NAGORDOLA
I tugged at Dadu's crisp white shirt as he struck up a conversation with Amir Chacha.
"Look how much he's grown since the last time I saw him," Chacha said, and ruffled my hair. The last time I had seen him was a year ago, and even though I had only taken a small leap from age six to seven in the meantime, I felt much older and quite proud of myself. Any other day, I would have liked for them to keep the conversation rolling, but not today.
Time was running out. What if we got to the far end of the courtyard and the nagordola was no longer there? What if we were too late?
The road that led to the only primary school in the tiny village of Dashora had changed quite a lot over the last five years. Yes, it still meandered through the paddy fields that now glared in the scorching sunlight of the new summer but the earthen track had been replaced by a gravel road much easier to drive through. I glanced at the reflection of the people, clad in brightly coloured outfits, making their way to the fair in my rearview mirror and noticed an old man and a boy. The man held the boy's hand and together they trotted towards the fair, talking and laughing. I caught myself smiling at the sight.
Dadu's palms had always fascinated me. His life lines, dark brown against his wheatish skin, crisscrossed like the alleyways of Puran Dhaka, and his fingertips were permanently dented from working as a typist for more than half a century. As we jostled through the sweaty crowd, he held my hand in his calloused grip and I felt relieved thinking I would never be lost as long as he was with me.

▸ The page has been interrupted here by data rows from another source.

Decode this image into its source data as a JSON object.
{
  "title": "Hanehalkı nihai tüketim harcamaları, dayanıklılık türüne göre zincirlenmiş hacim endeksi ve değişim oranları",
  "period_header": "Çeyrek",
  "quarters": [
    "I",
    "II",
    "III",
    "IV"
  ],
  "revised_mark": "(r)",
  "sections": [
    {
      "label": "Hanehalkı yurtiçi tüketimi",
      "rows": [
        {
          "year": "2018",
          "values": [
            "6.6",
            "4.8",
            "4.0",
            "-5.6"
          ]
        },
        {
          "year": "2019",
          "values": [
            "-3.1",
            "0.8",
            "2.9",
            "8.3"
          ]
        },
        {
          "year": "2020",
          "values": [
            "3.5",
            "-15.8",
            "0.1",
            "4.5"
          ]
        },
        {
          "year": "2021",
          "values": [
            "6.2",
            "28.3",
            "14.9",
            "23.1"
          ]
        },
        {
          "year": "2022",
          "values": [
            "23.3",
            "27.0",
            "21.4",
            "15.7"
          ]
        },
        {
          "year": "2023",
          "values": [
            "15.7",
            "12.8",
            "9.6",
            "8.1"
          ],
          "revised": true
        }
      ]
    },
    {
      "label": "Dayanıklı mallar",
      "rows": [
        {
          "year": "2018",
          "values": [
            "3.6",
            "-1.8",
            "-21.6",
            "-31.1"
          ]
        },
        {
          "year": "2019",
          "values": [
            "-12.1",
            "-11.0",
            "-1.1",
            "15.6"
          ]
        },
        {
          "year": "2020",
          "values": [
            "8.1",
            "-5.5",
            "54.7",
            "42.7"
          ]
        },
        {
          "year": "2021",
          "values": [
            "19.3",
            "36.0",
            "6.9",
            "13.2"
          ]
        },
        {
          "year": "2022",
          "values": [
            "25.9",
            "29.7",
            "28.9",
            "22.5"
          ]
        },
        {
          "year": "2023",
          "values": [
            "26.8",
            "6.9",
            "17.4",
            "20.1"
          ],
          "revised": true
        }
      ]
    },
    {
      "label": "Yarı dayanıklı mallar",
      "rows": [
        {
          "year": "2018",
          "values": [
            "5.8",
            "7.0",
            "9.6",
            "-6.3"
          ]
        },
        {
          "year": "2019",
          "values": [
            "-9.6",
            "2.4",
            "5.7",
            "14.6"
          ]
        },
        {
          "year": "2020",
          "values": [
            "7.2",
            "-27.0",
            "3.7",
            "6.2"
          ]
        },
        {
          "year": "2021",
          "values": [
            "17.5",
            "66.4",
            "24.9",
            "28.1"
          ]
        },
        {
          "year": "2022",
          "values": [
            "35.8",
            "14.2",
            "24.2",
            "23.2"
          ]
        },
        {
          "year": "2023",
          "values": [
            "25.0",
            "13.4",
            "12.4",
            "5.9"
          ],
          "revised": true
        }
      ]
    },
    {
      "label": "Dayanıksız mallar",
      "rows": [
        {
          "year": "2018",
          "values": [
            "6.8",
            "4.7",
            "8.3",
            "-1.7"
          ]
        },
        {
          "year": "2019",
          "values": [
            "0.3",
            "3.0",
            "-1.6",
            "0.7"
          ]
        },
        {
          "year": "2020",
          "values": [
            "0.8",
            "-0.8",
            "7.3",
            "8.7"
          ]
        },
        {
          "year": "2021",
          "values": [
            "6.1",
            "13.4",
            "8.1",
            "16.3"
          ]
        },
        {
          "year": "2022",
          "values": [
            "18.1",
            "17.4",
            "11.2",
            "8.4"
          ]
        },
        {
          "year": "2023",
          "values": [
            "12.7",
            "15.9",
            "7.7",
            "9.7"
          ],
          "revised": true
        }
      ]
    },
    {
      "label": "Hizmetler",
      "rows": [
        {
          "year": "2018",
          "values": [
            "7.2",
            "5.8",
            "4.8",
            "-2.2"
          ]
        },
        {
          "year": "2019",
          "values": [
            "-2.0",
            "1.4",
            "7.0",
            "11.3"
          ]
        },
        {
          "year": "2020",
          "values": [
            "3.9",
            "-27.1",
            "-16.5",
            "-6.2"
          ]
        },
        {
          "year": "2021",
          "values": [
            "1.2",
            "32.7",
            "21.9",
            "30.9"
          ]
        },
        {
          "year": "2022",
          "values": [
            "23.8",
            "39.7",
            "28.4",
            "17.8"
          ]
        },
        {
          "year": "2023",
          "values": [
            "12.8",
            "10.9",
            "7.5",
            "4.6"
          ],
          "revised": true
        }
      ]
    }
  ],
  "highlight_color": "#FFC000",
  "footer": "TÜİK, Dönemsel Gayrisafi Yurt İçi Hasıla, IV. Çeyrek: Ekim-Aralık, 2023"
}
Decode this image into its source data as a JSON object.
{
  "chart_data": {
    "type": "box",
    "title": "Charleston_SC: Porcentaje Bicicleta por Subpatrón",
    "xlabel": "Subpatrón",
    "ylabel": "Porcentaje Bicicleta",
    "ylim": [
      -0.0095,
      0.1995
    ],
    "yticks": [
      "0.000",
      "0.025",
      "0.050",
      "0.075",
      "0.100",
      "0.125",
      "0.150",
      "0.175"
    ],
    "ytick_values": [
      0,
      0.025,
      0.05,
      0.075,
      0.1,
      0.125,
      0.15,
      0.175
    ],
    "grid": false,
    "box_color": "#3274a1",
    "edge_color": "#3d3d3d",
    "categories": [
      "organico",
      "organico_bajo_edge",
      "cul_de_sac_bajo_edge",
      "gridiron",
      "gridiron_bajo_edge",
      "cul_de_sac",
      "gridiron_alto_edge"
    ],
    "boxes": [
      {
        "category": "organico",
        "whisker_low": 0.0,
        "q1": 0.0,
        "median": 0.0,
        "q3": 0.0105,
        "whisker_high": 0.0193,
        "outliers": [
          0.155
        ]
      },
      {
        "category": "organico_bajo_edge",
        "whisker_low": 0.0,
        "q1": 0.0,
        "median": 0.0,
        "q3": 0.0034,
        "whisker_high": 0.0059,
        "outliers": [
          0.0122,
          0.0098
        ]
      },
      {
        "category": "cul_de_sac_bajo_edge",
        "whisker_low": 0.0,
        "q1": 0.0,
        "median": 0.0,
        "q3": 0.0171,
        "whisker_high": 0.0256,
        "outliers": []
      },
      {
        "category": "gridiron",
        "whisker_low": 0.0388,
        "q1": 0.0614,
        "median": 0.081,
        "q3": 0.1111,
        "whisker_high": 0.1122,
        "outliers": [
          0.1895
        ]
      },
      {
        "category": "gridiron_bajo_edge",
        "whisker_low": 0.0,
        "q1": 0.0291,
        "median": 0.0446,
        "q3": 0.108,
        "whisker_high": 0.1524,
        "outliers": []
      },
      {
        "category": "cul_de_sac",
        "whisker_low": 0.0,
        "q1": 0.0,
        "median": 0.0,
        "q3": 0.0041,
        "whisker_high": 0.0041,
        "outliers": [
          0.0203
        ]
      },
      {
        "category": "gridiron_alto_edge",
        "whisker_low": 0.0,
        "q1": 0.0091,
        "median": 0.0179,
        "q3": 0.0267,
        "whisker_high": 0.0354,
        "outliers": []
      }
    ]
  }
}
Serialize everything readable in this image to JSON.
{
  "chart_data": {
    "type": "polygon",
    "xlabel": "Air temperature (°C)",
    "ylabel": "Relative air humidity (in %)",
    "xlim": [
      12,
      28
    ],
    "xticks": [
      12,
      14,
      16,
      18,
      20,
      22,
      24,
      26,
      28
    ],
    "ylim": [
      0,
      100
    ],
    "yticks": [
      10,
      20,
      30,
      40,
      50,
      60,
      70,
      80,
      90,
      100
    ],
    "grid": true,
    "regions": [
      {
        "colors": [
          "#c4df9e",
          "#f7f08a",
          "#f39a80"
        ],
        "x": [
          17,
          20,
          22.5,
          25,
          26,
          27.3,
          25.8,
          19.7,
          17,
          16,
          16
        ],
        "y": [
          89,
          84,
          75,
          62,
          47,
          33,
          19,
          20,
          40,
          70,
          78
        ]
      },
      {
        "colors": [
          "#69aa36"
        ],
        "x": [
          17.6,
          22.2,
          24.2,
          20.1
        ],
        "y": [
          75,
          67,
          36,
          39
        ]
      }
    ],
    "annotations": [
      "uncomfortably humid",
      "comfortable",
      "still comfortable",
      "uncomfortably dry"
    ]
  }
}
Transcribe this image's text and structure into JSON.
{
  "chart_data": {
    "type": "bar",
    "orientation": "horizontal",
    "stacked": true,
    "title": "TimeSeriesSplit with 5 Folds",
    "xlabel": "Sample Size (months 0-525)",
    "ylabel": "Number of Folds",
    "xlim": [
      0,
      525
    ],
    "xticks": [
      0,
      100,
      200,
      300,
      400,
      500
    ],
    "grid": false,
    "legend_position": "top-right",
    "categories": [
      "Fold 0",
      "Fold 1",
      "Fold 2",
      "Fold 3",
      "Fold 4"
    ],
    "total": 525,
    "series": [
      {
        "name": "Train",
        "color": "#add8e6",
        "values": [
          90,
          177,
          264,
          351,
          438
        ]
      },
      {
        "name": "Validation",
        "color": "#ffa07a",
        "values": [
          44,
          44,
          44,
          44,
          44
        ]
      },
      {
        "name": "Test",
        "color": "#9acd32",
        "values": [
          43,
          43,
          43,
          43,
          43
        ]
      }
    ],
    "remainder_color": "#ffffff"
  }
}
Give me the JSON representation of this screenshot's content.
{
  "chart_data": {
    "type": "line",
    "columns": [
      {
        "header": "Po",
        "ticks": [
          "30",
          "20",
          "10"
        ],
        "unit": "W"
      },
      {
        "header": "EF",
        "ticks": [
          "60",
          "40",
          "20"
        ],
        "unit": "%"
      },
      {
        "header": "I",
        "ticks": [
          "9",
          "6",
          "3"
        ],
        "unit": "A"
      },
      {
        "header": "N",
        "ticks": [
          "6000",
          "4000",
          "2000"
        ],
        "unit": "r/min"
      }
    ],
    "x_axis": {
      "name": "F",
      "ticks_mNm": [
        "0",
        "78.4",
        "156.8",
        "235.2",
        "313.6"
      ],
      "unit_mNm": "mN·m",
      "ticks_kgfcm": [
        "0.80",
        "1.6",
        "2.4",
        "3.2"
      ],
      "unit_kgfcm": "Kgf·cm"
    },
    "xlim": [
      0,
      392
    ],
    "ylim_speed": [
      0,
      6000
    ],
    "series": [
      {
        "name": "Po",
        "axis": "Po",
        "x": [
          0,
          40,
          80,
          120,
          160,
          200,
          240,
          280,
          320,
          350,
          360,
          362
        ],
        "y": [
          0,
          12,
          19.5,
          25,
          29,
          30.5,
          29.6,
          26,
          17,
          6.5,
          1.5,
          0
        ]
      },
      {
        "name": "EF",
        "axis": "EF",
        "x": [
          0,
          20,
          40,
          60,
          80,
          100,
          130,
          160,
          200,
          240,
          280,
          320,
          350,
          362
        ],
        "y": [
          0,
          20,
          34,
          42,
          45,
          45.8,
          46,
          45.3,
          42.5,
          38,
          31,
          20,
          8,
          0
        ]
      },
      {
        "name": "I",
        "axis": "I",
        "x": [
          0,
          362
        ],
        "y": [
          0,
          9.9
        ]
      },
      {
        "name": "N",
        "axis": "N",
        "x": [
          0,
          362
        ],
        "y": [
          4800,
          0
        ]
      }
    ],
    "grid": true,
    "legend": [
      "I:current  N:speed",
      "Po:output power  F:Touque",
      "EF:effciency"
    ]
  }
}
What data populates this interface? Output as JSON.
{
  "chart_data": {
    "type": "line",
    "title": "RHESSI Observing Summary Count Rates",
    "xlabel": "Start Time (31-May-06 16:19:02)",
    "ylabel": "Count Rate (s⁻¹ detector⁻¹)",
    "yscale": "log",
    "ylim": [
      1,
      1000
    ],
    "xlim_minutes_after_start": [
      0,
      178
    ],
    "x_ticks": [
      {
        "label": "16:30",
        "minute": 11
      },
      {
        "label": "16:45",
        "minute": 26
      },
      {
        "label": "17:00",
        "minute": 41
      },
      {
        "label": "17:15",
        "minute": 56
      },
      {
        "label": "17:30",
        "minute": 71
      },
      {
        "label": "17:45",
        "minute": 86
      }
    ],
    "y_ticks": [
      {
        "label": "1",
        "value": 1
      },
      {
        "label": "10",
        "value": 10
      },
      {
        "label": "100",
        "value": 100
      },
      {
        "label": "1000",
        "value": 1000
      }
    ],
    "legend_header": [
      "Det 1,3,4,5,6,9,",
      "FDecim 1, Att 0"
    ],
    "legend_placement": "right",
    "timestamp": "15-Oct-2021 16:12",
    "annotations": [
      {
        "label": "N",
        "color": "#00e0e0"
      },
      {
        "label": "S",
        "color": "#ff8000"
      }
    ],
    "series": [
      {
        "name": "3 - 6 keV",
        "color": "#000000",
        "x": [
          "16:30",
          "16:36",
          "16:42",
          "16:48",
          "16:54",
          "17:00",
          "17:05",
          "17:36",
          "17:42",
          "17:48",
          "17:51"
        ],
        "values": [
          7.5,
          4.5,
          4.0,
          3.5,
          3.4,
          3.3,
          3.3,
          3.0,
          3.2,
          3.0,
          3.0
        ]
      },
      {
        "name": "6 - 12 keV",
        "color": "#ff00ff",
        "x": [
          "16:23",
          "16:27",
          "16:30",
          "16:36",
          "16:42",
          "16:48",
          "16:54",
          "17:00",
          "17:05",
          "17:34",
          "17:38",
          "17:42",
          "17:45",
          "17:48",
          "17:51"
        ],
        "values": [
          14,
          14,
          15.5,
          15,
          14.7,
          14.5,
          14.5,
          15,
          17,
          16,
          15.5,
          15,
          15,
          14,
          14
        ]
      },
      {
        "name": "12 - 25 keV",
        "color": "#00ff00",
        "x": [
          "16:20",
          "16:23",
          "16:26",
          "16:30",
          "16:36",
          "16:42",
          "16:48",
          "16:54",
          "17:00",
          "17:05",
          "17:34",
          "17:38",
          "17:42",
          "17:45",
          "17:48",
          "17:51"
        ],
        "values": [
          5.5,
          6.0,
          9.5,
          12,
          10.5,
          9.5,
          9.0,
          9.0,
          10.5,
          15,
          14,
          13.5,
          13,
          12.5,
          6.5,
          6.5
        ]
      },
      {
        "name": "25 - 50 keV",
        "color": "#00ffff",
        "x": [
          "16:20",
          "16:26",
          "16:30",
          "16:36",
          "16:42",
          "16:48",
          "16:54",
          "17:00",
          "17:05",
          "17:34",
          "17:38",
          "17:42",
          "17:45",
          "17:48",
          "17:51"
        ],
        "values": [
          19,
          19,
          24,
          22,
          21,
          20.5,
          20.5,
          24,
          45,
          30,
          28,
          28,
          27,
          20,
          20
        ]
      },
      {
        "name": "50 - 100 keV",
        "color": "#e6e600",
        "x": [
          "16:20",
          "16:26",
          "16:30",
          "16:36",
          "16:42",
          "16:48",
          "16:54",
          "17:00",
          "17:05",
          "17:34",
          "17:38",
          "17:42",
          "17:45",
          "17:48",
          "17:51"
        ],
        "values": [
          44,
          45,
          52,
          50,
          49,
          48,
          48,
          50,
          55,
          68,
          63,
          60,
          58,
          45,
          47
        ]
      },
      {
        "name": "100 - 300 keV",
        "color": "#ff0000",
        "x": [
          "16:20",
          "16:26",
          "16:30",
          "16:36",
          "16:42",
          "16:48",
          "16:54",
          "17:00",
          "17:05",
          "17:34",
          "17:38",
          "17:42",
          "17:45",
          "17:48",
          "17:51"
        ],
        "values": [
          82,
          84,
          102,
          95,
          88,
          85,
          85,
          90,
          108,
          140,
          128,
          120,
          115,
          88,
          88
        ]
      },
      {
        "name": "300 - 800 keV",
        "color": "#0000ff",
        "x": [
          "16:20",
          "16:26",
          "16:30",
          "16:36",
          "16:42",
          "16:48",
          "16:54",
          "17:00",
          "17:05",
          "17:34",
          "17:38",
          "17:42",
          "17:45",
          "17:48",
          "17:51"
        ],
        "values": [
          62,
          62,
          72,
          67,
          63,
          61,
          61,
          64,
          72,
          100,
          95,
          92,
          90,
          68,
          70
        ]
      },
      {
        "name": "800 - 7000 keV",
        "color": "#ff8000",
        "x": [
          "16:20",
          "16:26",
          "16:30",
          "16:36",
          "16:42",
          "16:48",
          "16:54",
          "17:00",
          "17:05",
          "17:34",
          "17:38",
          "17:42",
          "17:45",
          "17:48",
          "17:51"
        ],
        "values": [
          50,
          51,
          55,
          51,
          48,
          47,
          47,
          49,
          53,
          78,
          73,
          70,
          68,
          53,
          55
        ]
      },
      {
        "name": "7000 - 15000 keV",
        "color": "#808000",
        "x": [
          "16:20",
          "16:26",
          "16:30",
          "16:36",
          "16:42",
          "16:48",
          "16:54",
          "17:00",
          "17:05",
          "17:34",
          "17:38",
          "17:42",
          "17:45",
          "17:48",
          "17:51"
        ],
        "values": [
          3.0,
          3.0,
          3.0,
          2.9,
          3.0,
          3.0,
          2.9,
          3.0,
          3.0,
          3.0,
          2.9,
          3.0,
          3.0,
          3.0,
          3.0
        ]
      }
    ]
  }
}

Every now and then, he would stop to see a familiar face and have a chat with them, much to my dismay. Right now, he was talking to Moni'r Ma, who sat on her haunches on the ground and churned an overly sweet and shockingly bright pink cotton candy. As she handed me the candy, she smiled and said I took after my mother and if I stuck around a little longer, she would introduce me to Moni. I came to this fair every year on Pahela Baishakh and every year, she said the same thing. It had been seven years, and I still hadn't met Moni.
I made sure Dadu kept walking. I dragged him forward even when he insisted to buy me some toys from the array of stalls set up against the boundary walls of the school building. "All I want is to see the nagordola." I squealed and even amid the chaos, I could hear Dadu's hearty laughter.
I had spent eighteen Pahela Baishakhs in this fair with Dadu. I left my city and my friends and had my parents drive me all the way to the outskirts of Dhaka because this was a holiday reserved solely for him. When I was nineteen, my parents brought him to the city a week prior to the fourteenth of April with a severe case of jaundice.
The first morning of Baishakh saw the two of us in a desolate hospital balcony, him in his wheel chair and I standing next to him with the bag of saline in my hand, looking out at the rally of a thousand Bengalis marching for a peaceful new year. "Look at us celebrate!" he said. His voice was hoarse and weak but his eyes gleamed with tears of joy and pride.
I stood before the majestic ride, awestruck. It sliced through the air in a complete circle, like the second hand of a clock going too fast and creaking after every spin. Every year, it seemed more entrancing than the previous although nothing had changed about it in particular. The people sitting on the benches screamed and laughed, and as I watched them, my heart sank.
"Let him do whatever he wants, Baba, but do not let him ride the nagordola. It's dangerous and I do not wish to lose my son!" My mother's toxic words echoed inside my head and even though Dadu had tried convincing her for the last eight years to at least let me ride it once, she wouldn't listen.
As my eyes welled, Dadu stooped down and wrapped his arm around my shoulders. "It's okay." He said. "I'll buy you a miniature one you can play with all the time." And so he did. A little wooden nagordola found itself next to six identical ones in my showcase back at home.
When I told Dadu I was coming home this April, he was elated. When I told him I was going to spend Pahela Baishakh with him like old times, I could feel him smiling a nearly toothless smile on the other side of the phone. He was in the middle of a conversation with his peers in a tea stall when I called, and I heard him say to them, "My grandson's coming home! He's a grown man now, you'll see!"
It didn't take long to find him once I reached the school's courtyard. His face beamed as he stood, six feet tall in a crisp white shirt, by the gate and as I approached him, he pulled me into a warm embrace. He didn't have to stoop down to hug me anymore.
"Do they still have the nagordola, Dadu?" I asked as we entered the fair.
"Of course they do, at the far end like before! A Baishakhi mela without a nagordola is an absurd thought! " He replied.
"Good to know." I stopped in my tracks and turned to face him.
Dadu looked at me, confused as I smiled, ear to ear, like a child. A moment later, he broke into a feat of laughter and shook his head.
Nobody could stop us from riding the nagordola today.